É a tal “acção concertada” de que falou na sua intervenção de terça-feira?

Sim, sem isso não se consegue. Os bancos não se importam de investir porque são compensados pelo Estado. No Porto, acho que devemos partir de tudo o que está feito pela Porto 2001 – Serralves, Casa da Música, teatros. São importantes mas não são suficientes. Faz falta pensar que o centro histórico não é uma excepção, mas antes um motor de outras mudanças.

Deve ser uma referência para o restante tecido urbano?

Claro. Quando alguém chega a uma cidade imediatamente vai ao centro. Convido a actual câmara a retomar as acções [que se faziam aquando da classificação]. Há problemas de acessibilidade, existem as barreiras do rio e do trânsito, mas o Porto é potencialmente forte. Penso que se pode fazer mais.

Há quem diga que o título da UNESCO devia ter sido mais capitalizado.

Não sei. Não sou pessimista, o pessimismo não conduz a nada. O que digo é que uma cidade é um elemento vivo que necessita de “comer” todos os dias. Precisa de manutenção, de melhorias no que a perturba, etc.

Não se pode considerar o Porto só como um lugar turístico, se bem que isso pode ajudar. A cidade deve pensar que tira muito partido deste título e, por isso, tem que devolver algo. Há muito poucas cidades Património Mundial e os critérios são cada vez mais exigentes. Portanto, estar nesta lista reduzida é muito importante.

Recorda-se dos quatro dias que passou no Porto na altura da classificação?

Quatro dias de chuva terrível [risos]. Foi uma experiência esplêndida.
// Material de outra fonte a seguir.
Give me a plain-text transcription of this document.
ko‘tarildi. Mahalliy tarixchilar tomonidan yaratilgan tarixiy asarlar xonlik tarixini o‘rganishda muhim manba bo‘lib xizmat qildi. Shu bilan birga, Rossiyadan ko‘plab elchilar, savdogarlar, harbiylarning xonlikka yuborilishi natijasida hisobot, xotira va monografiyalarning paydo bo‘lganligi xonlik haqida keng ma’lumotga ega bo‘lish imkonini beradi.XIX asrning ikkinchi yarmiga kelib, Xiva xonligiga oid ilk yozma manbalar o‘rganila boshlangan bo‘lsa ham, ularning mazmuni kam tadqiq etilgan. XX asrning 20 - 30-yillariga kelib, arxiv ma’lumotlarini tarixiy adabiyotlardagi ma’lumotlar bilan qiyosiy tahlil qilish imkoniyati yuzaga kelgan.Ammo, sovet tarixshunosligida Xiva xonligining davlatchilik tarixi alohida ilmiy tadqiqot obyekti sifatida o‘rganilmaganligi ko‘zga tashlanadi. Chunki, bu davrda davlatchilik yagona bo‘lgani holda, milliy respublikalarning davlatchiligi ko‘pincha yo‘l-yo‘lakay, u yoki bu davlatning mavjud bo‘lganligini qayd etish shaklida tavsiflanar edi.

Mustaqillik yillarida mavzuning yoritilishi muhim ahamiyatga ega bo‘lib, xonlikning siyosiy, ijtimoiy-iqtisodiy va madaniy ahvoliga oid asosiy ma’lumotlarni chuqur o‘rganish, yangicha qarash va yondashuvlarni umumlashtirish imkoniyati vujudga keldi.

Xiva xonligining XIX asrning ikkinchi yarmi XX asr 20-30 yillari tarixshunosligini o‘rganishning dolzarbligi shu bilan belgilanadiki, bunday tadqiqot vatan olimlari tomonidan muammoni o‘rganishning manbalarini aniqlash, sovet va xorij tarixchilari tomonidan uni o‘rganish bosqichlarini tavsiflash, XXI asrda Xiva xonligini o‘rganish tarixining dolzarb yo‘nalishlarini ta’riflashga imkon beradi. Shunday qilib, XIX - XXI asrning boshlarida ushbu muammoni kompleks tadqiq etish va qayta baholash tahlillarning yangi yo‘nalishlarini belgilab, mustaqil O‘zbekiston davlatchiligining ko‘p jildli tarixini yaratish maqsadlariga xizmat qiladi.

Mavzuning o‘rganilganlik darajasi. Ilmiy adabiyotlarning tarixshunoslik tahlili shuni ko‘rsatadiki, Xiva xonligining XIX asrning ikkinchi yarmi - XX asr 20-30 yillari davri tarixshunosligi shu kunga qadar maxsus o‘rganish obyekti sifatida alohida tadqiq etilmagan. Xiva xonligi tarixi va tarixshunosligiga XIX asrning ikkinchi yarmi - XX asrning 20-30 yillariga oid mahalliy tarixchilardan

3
Vimos tudo, reunimos com todos – directores de museus, pessoas da cultura, gente da câmara, do CRUARB [Comissariado para a Renovação Urbana da Área de Ribeira/Barredo] …
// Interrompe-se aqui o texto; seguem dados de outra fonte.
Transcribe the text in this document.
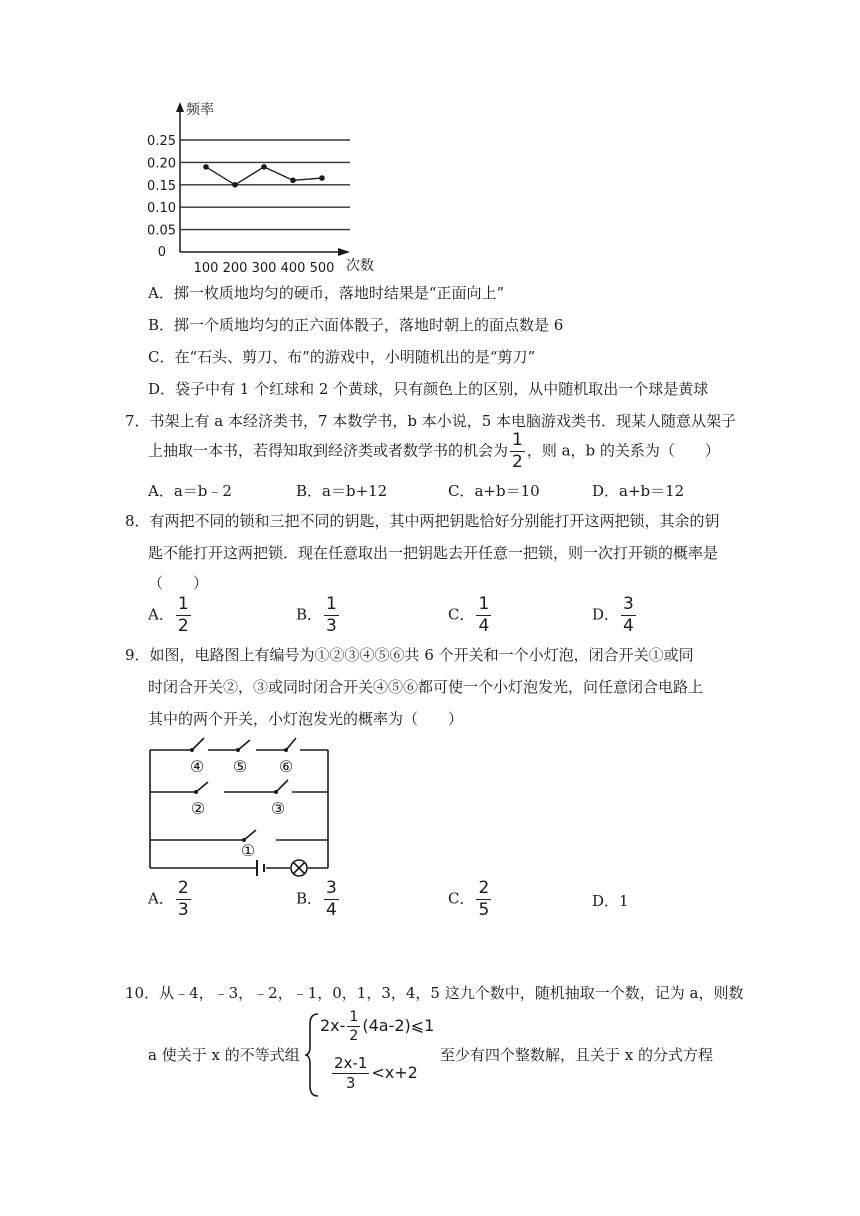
频率
次数
0.25
0.20
0.15
0.10
0.05
0
100 200 300 400 500
A．掷一枚质地均匀的硬币，落地时结果是“正面向上”
B．掷一个质地均匀的正六面体骰子，落地时朝上的面点数是 6
C．在“石头、剪刀、布”的游戏中，小明随机出的是“剪刀”
D．袋子中有 1 个红球和 2 个黄球，只有颜色上的区别，从中随机取出一个球是黄球
7．书架上有 a 本经济类书，7 本数学书，b 本小说，5 本电脑游戏类书．现某人随意从架子
上抽取一本书，若得知取到经济类或者数学书的机会为 $\frac{1}{2}$ ，则 a，b 的关系为（　　）
A．a＝b﹣2	B．a＝b+12	C．a+b＝10	D．a+b＝12
8．有两把不同的锁和三把不同的钥匙，其中两把钥匙恰好分别能打开这两把锁，其余的钥
匙不能打开这两把锁．现在任意取出一把钥匙去开任意一把锁，则一次打开锁的概率是
（　　）
A． $\frac{1}{2}$	B． $\frac{1}{3}$	C． $\frac{1}{4}$	D． $\frac{3}{4}$
9．如图，电路图上有编号为①②③④⑤⑥共 6 个开关和一个小灯泡，闭合开关①或同
时闭合开关②，③或同时闭合开关④⑤⑥都可使一个小灯泡发光，问任意闭合电路上
其中的两个开关，小灯泡发光的概率为（　　）
④ ⑤ ⑥
②	③
①
A． $\frac{2}{3}$	B． $\frac{3}{4}$	C． $\frac{2}{5}$	D．1
10．从﹣4，﹣3，﹣2，﹣1，0，1，3，4，5 这九个数中，随机抽取一个数，记为 a，则数
a 使关于 x 的不等式组
$2x- \frac{1}{2}$ (4a-2)⩽1
$\frac{2x-1}{3} <x+2$
至少有四个整数解，且关于 x 的分式方程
O que é que o encanta na cidade?

Encanta-me o ambiente, a silhueta da cidade. Gosto muito da Ribeira, os lugares que é preciso descobrir – uma igrejazinha, uma pequena capela. Gostei muito da Bolsa, dos Clérigos, da Sé Catedral, toda essa espécie de itinerário que se pode seguir.

Mas constatei também os problemas de quem vive aqui. Não sei se está melhor, mas disseram-me que faltam resolver muitos problemas. E gosto muito das pontes: a imagem das pontes é extraordinária.

Em 1973, quando visitou o Porto pela primeira vez, Portugal era um país muito diferente. Entretanto, cresceu uma área metropolitana em torno do Porto. É difícil ligar o centro histórico à metrópole?

É muito difícil. Mas o metro e as melhores acessibilidades ajudaram a aumentar a ligação entre outros pontos e o centro histórico. Os pontos de dinamismo – os museus, os concertos, os teatros – não estão no centro histórico, a não ser, talvez, na frente ribeirinha.

É preciso, por isso, conseguir um lugar que seja capaz de trazer as pessoas vindas de outros pontos. O núcleo será sempre o núcleo. O importante é não o perder e evitar que seja um elemento morto. Podem ser feitas muitas coisas.